Вместо ответа Райхман посмотрел на меня, потом взял трубку, достал из ящика стола пакет с табаком и принялся трубку набивать. Набил, в рот вставил, спичкой чиркнул и спрашивает:
— Как давно она у вас?
— С месяц примерно, — отвечаю. — Но, Семен Семенович, вы бы подробности какие-нибудь поведали. Что это за бумага? Откуда? Почему «погано»? Я же вижу, вы встревожены. Что-то и сам тревожиться начинаю.
— Мало, — пыхнул трубкой Райхман.
— Что «мало»?
— Мало вы пока тревожитесь! А здесь впору не тревожиться, здесь бояться впору.
— Вот как?
— Именно.
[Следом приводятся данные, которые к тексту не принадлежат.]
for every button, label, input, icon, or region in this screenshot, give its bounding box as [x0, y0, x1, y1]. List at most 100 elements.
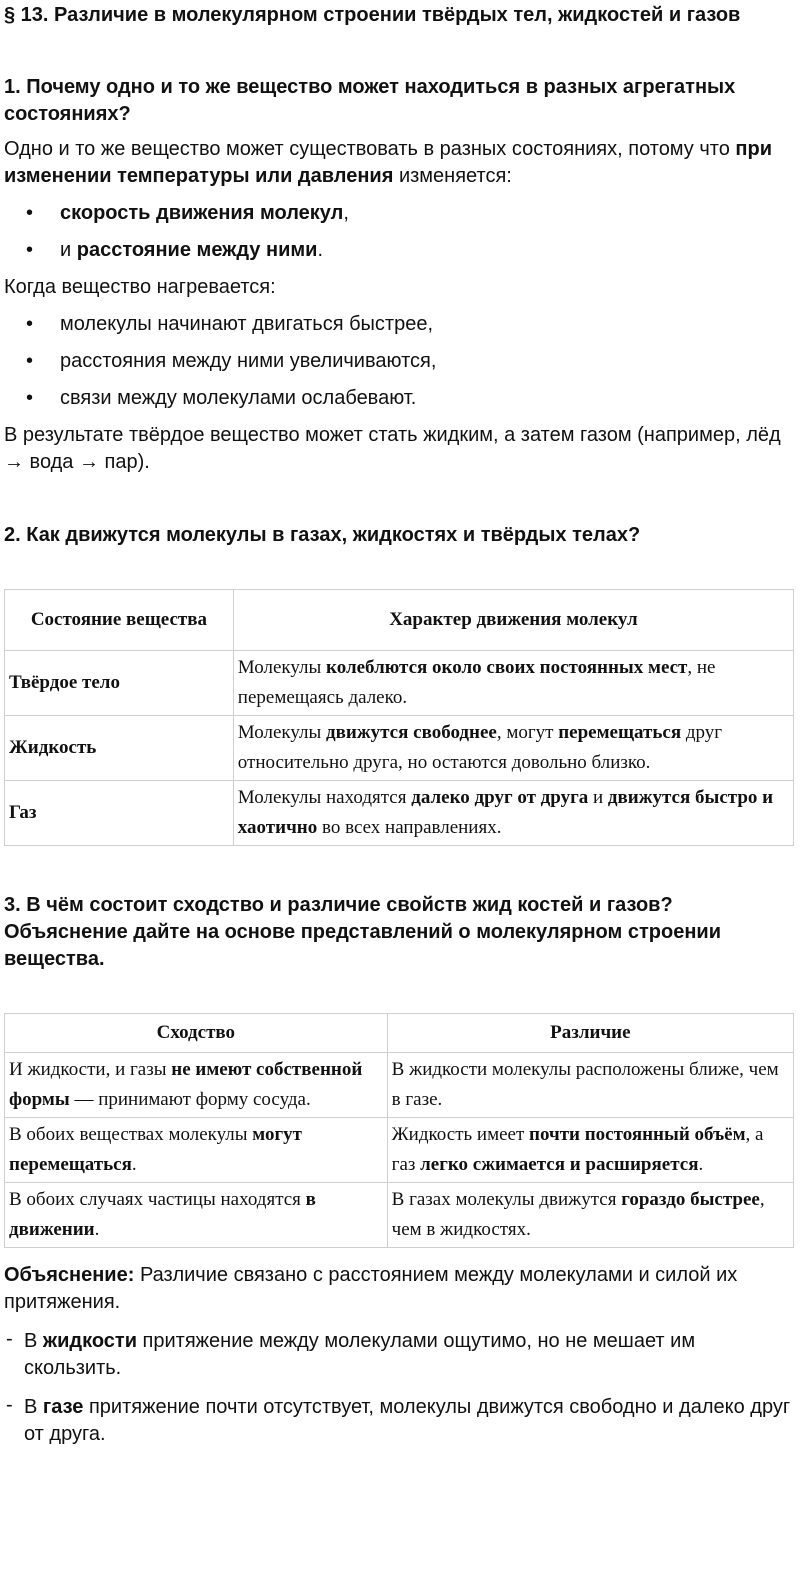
text-run: , а газ — [391, 1124, 764, 1175]
text-run: связи между молекулами ослабевают. — [60, 387, 417, 409]
bold-run: далеко друг от друга — [411, 787, 589, 808]
dash-list: В жидкости притяжение между молекулами о… — [4, 1326, 794, 1448]
header-cell: Сходство — [4, 1013, 388, 1053]
section-heading: 3. В чём состоит сходство и различие сво… — [4, 894, 722, 970]
table-cell: Газ — [4, 780, 234, 846]
text-run: и — [588, 787, 608, 808]
table-cell: Жидкость имеет почти постоянный объём, а… — [386, 1117, 795, 1183]
list-item: В газе притяжение почти отсутствует, мол… — [4, 1392, 794, 1448]
text-run: Когда вещество нагревается: — [4, 276, 276, 298]
text-run: . — [698, 1154, 704, 1175]
bullet-list: скорость движения молекул, и расстояние м… — [4, 200, 794, 264]
bold-run: при изменении температуры или давления — [4, 138, 772, 187]
bold-run: Газ — [9, 802, 37, 823]
table-row: Твёрдое тело Молекулы колеблются около св… — [4, 650, 795, 716]
text-run: изменяется: — [393, 165, 512, 187]
text-run: и — [60, 239, 77, 261]
text-run: Одно и то же вещество может существовать… — [4, 138, 736, 160]
paragraph: Одно и то же вещество может существовать… — [4, 136, 794, 190]
text-run: В газах молекулы движутся — [391, 1189, 622, 1210]
text-run: Молекулы — [237, 722, 327, 743]
text-run: во всех направлениях. — [317, 817, 502, 838]
doc-title: § 13. Различие в молекулярном строении т… — [4, 4, 741, 26]
text-run: В — [24, 1330, 43, 1352]
text-run: В — [24, 1396, 43, 1418]
text-run: притяжение между молекулами ощутимо, но … — [24, 1330, 696, 1379]
bullet-list: молекулы начинают двигаться быстрее, расс… — [4, 311, 794, 412]
text-run: Молекулы — [237, 657, 327, 678]
table-cell: В жидкости молекулы расположены ближе, ч… — [386, 1052, 795, 1118]
list-item: и расстояние между ними. — [4, 237, 794, 264]
table-row: В обоих веществах молекулы могут перемещ… — [4, 1117, 795, 1183]
table-row: Жидкость Молекулы движутся свободнее, мог… — [4, 715, 795, 781]
document: § 13. Различие в молекулярном строении т… — [0, 2, 800, 1448]
bold-run: Объяснение: — [4, 1264, 135, 1286]
bold-run: легко сжимается и расширяется — [420, 1154, 699, 1175]
text-run: Сходство — [156, 1022, 236, 1043]
bold-run: скорость движения молекул — [60, 202, 344, 224]
text-run: Характер движения молекул — [389, 609, 638, 630]
bold-run: расстояние между ними — [76, 239, 318, 261]
table: Состояние вещества Характер движения моле… — [4, 589, 795, 846]
section-heading: 2. Как движутся молекулы в газах, жидкос… — [4, 524, 641, 546]
text-run: , чем в жидкостях. — [391, 1189, 765, 1240]
table-cell: И жидкости, и газы не имеют собственной … — [4, 1052, 388, 1118]
list-item: расстояния между ними увеличиваются, — [4, 348, 794, 375]
text-run: друг относительно друга, но остаются дов… — [237, 722, 723, 773]
table-cell: В обоих веществах молекулы могут перемещ… — [4, 1117, 388, 1183]
table-cell: В обоих случаях частицы находятся в движ… — [4, 1182, 388, 1248]
text-run: В жидкости молекулы расположены ближе, ч… — [391, 1059, 779, 1110]
text-run: , — [343, 202, 349, 224]
table-cell: В газах молекулы движутся гораздо быстре… — [386, 1182, 795, 1248]
bold-run: газе — [42, 1396, 84, 1418]
table-cell: Молекулы колеблются около своих постоянн… — [232, 650, 795, 716]
bold-run: гораздо быстрее — [621, 1189, 760, 1210]
text-run: расстояния между ними увеличиваются, — [60, 350, 437, 372]
text-run: притяжение почти отсутствует, молекулы д… — [24, 1396, 791, 1445]
table-row: И жидкости, и газы не имеют собственной … — [4, 1052, 795, 1118]
table-cell: Молекулы находятся далеко друг от друга … — [232, 780, 795, 846]
table-cell: Молекулы движутся свободнее, могут перем… — [232, 715, 795, 781]
list-item: В жидкости притяжение между молекулами о… — [4, 1326, 794, 1382]
list-item: связи между молекулами ослабевают. — [4, 385, 794, 412]
text-run: . — [317, 239, 324, 261]
text-run: , не перемещаясь далеко. — [237, 657, 716, 708]
list-item: молекулы начинают двигаться быстрее, — [4, 311, 794, 338]
paragraph: Когда вещество нагревается: — [4, 274, 794, 301]
table-cell: Твёрдое тело — [4, 650, 234, 716]
text-run: Различие связано с расстоянием между мол… — [4, 1264, 738, 1313]
table-cell: Жидкость — [4, 715, 234, 781]
text-run: Молекулы находятся — [237, 787, 412, 808]
section-heading: 1. Почему одно и то же вещество может на… — [4, 76, 736, 125]
bold-run: почти постоянный объём — [529, 1124, 746, 1145]
bold-run: Твёрдое тело — [9, 672, 120, 693]
bold-run: перемещаться — [558, 722, 682, 743]
header-row: Сходство Различие — [4, 1013, 795, 1053]
bold-run: могут перемещаться — [9, 1124, 302, 1175]
bold-run: движутся свободнее — [326, 722, 497, 743]
table: Сходство Различие И жидкости, и газы не им… — [4, 1013, 795, 1248]
text-run: . — [94, 1219, 100, 1240]
text-run: Жидкость имеет — [391, 1124, 530, 1145]
header-cell: Различие — [386, 1013, 795, 1053]
bold-run: Жидкость — [9, 737, 97, 758]
text-run: Различие — [550, 1022, 631, 1043]
text-run: В обоих случаях частицы находятся — [9, 1189, 306, 1210]
list-item: скорость движения молекул, — [4, 200, 794, 227]
paragraph: В результате твёрдое вещество может стат… — [4, 422, 794, 476]
text-run: . — [131, 1154, 137, 1175]
text-run: , могут — [496, 722, 559, 743]
header-cell: Характер движения молекул — [232, 589, 795, 651]
text-run: В результате твёрдое вещество может стат… — [4, 424, 781, 473]
table-row: Газ Молекулы находятся далеко друг от дру… — [4, 780, 795, 846]
text-run: Состояние вещества — [30, 609, 207, 630]
bold-run: жидкости — [42, 1330, 137, 1352]
bold-run: колеблются около своих постоянных мест — [326, 657, 688, 678]
text-run: В обоих веществах молекулы — [9, 1124, 253, 1145]
text-run: И жидкости, и газы — [9, 1059, 172, 1080]
table-row: В обоих случаях частицы находятся в движ… — [4, 1182, 795, 1248]
text-run: — принимают форму сосуда. — [69, 1089, 311, 1110]
bold-run: в движении — [9, 1189, 316, 1240]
Заметьте, уважаемый, я не спрашиваю, откуда вы вообще эту бумагу взяли. Но если из-за нее кого-нибудь убили, удивлен не буду.
Я осторожно взял в руки этот листок. Надо же, убить из-за него могут! А на вид ничего особо ценного. Плотная пожелтевшая бумага, две строчки, написанные рыжими чернилами. Из-за чего здесь убивать?
Аккуратно положил листок в пластиковый пакетик и — в карман его.
Говорю Райхману:
— Семен Семенович, я еще раз спрашиваю, откуда этот текст? Почему за него могут убить? И кто? Что еще за банда букинистов у нас завелась?
— Не у нас, — отвечает Райхман. — И не букинистов.
— Я подробностей жду, Семен Семенович, — говорю чуть более строгим тоном. — Если уж речь об убийствах зашла, вы обязаны рассказать все, что знаете.
— Я пытаюсь сообразить, с чего начать свое объяснение, — морщится Райхман. — А вы мне мешаете. Обязан я, видите ли! Строго говоря, ничего я буржуазному государству не обязан. Одни буржуи убьют других. А мне какое дело?
Ага, классовой борьбы мне только сейчас и не хватало! Поэтому пытаюсь увести старика от антибуржуазных мыслей.
— Убивают, как правило, не буржуев, — говорю. — Знаете же: паны дерутся, а у холопов...
— И до холопов мне никакого дела нет, коли сами в холопы к буржуям полезли! — неожиданно рявкнул старик.
— А мне есть! — тоже показываю, что могу рявкать. — Я их защищать обязан! И буржуев, и холопов, и революционный пролетариат.
— Ох, святая простота! — Райхман подскочил с кресла и зашагал туда-сюда по кабинету. — Простота, которая хуже воровства! — Он обратился к портрету Ленина на стене: — Полиция в капиталистическом государстве, видите ли, защищает не только эксплуататоров, но и эксплуатируемых. Черта с два! — Это уже мне, а не Ленину. — Защищаете вы только и исключительно интересы буржуев. А общественный порядок — это так, — презрительно помахал рукой, — побочный эффект вашей деятельности.
Это звучало несколько обидно. И я сказал, что мне лучше знать, кого именно я защищаю.
Райхман с этим категорически не согласился:
— Вы так думаете потому, что никогда толком не изучали марксизм!